Wine: Canada and Australia at the WTO
Questioned in a dispute over access to the Canadian wine market, Quebec will be present this week at the World Trade Organization (WTO), where Australia and Canada are preparing to cross the line.
Since the stalemate has not been resolved since Canberra’s January 2018 complaint, the litigation panel will hold two days of hearings on Thursday and Friday in Geneva, Switzerland, according to the official schedule. of the commercial court.
A defeat of Canada could mean a step back for Quebec winemakers, who can sell their products in some 8,000 supermarkets in the province without passing through the Société des alcools du Québec (SAQ) network.
However, the compliance of Bill 88 is one of the elements implicated in this Canadian-Australian dispute.

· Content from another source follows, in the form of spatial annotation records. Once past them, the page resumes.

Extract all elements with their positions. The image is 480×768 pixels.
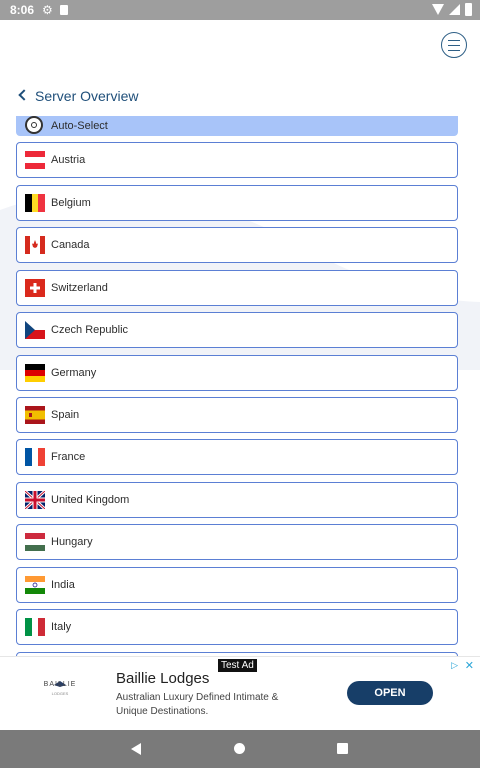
server-label: France — [51, 451, 86, 463]
sd-card-icon — [60, 5, 68, 15]
server-row-canada[interactable]: Canada — [16, 227, 458, 263]
italy-flag-icon — [25, 618, 45, 636]
server-label: Italy — [51, 621, 72, 633]
server-label: Hungary — [51, 536, 93, 548]
ad-choices-icon[interactable]: ▷ — [451, 660, 458, 671]
server-row-hungary[interactable]: Hungary — [16, 524, 458, 560]
menu-button[interactable] — [441, 32, 467, 58]
ad-open-button[interactable]: OPEN — [347, 681, 433, 705]
server-row-auto-select[interactable]: Auto-Select — [16, 116, 458, 136]
wifi-icon — [432, 4, 444, 15]
server-label: Switzerland — [51, 282, 108, 294]
nav-back-icon[interactable] — [131, 743, 141, 755]
nav-home-icon[interactable] — [234, 743, 245, 754]
settings-gear-icon: ⚙ — [42, 3, 53, 17]
server-label: Spain — [51, 409, 80, 421]
server-label: Czech Republic — [51, 324, 129, 336]
server-row-austria[interactable]: Austria — [16, 142, 458, 178]
ad-logo-subtext: LODGES — [51, 691, 69, 696]
server-row-united-kingdom[interactable]: United Kingdom — [16, 482, 458, 518]
server-label: Germany — [51, 367, 97, 379]
india-flag-icon — [25, 576, 45, 594]
server-row-germany[interactable]: Germany — [16, 355, 458, 391]
battery-icon — [465, 3, 472, 16]
server-row-switzerland[interactable]: Switzerland — [16, 270, 458, 306]
czech-flag-icon — [25, 321, 45, 339]
server-label: India — [51, 579, 75, 591]
austria-flag-icon — [25, 151, 45, 169]
switzerland-flag-icon — [25, 279, 45, 297]
ad-description: Australian Luxury Defined Intimate & Uni… — [116, 692, 279, 717]
server-row-italy[interactable]: Italy — [16, 609, 458, 645]
nav-recent-apps-icon[interactable] — [337, 743, 348, 754]
spain-flag-icon — [25, 406, 45, 424]
page-title: Server Overview — [35, 88, 139, 104]
back-chevron-icon[interactable] — [18, 89, 30, 101]
hungary-flag-icon — [25, 533, 45, 551]
germany-flag-icon — [25, 364, 45, 382]
test-ad-badge: Test Ad — [218, 659, 257, 672]
ad-title[interactable]: Baillie Lodges — [116, 670, 209, 687]
canada-flag-icon — [25, 236, 45, 254]
server-label: Belgium — [51, 197, 91, 209]
server-row-france[interactable]: France — [16, 439, 458, 475]
france-flag-icon — [25, 448, 45, 466]
ad-close-icon[interactable]: ✕ — [465, 659, 474, 672]
ad-banner[interactable]: Test Ad ▷ ✕ BAILLIE LODGES Baillie Lodge… — [0, 656, 480, 731]
server-label: Austria — [51, 154, 86, 166]
system-navigation-bar — [0, 730, 480, 768]
ad-logo-text: BAILLIE — [43, 681, 77, 688]
server-row-india[interactable]: India — [16, 567, 458, 603]
status-bar: 8:06 ⚙ — [0, 0, 480, 20]
server-label: Auto-Select — [51, 120, 108, 132]
server-label: United Kingdom — [51, 494, 130, 506]
server-list[interactable]: Auto-Select Austria Belgium Canada Switz… — [0, 116, 480, 656]
uk-flag-icon — [25, 491, 45, 509]
server-row-spain[interactable]: Spain — [16, 397, 458, 433]
server-row-belgium[interactable]: Belgium — [16, 185, 458, 221]
server-row-czech-republic[interactable]: Czech Republic — [16, 312, 458, 348]
belgium-flag-icon — [25, 194, 45, 212]
auto-select-icon — [25, 116, 43, 134]
status-time: 8:06 — [10, 3, 35, 17]
signal-icon — [449, 4, 460, 15]
server-label: Canada — [51, 239, 90, 251]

“We have to win,” said Yvan Quirion, chairman of the Conseil des vins du Québec, during a telephone interview. There are people who have been to see bankers to advance the money that has been invested. What are they going to do [in case of defeat]? ”
For two days, Canadian and Australian officials will be asked to answer the panel’s questions for a decision that should take months to reach.
According to what has been learned, the Canadian delegation includes two Quebec members, whose identity it was not possible to know. If necessary, they will be asked to answer the questions surrounding the law allowing Quebec wines to be sold directly in supermarkets.
“The Government of Quebec has been working for several months, in close cooperation with the federal government, to develop its defense measures at the WTO”, limited to indicate, by email, a spokesperson of the Ministry of the Economy, Jean-Pierre D’Auteuil, in response to questions sent by La Presse canadienne.
By the band
Originally, it was British Columbia that was in the sights of Australia, which felt that the measures adopted in 2015 by this Canadian province to allow its winemakers to sell their products in grocery stores violated international rules.
But by the way, Canberra has decided to blame Quebec, Ontario and Nova Scotia.
“I really do not see how Canada can get away with this story,” said Geneviève Dufour, a professor at the Université de Sherbrooke’s Faculty of Law, during a telephone interview. Our domestic producers are treated more favorably than foreign producers. ”
According to her, a victory for Australia does not necessarily mean that the monopoly of the SAQ would be threatened.
When a measure does not comply with the WTO framework, it must be corrected, said Ms. Dufour, pointing out that Quebec will probably change its regulatory framework, which would be a defeat for Quebec producers.
Since the filing of the complaint, the United States, the European Union, Argentina, Chile and New Zealand have submitted requests to participate in the consultations.
A step back?
The Canadian-Australian dispute worries Mr. Quirion, who says that about “85% of winemakers” here exploit an area of less than three hectares and are not the size needed to do business with the SAQ.
Producer Domaine Saint-Jacques, the Chairman of the wines of Quebec believes that the law allowed 88 Quebec winemakers to “live” beyond the summer period from 24 June to 1 st of September.
“It allows them to sell between 3,000 and 4,000 more bottles in five to six grocery stores nearby,” said Quirion. In direct sales, this adds up to $ 50,000 to their income. It may not be much, but it makes all the difference. ”
In his opinion, the possibility of selling directly in supermarkets allowed some producers to obtain additional sums in order to invest in their facilities in order to penetrate the Crown corporation’s network.
According to the annual report of the SAQ for the year 2018-2019, the market share of Australian wines was estimated at 6%, behind Spain (9%), the United States (10%), Italy ( 24%) and France (30%).
“Canada’s wines, 12% of which are Quebec wines, now account for 3% of market share,” it says.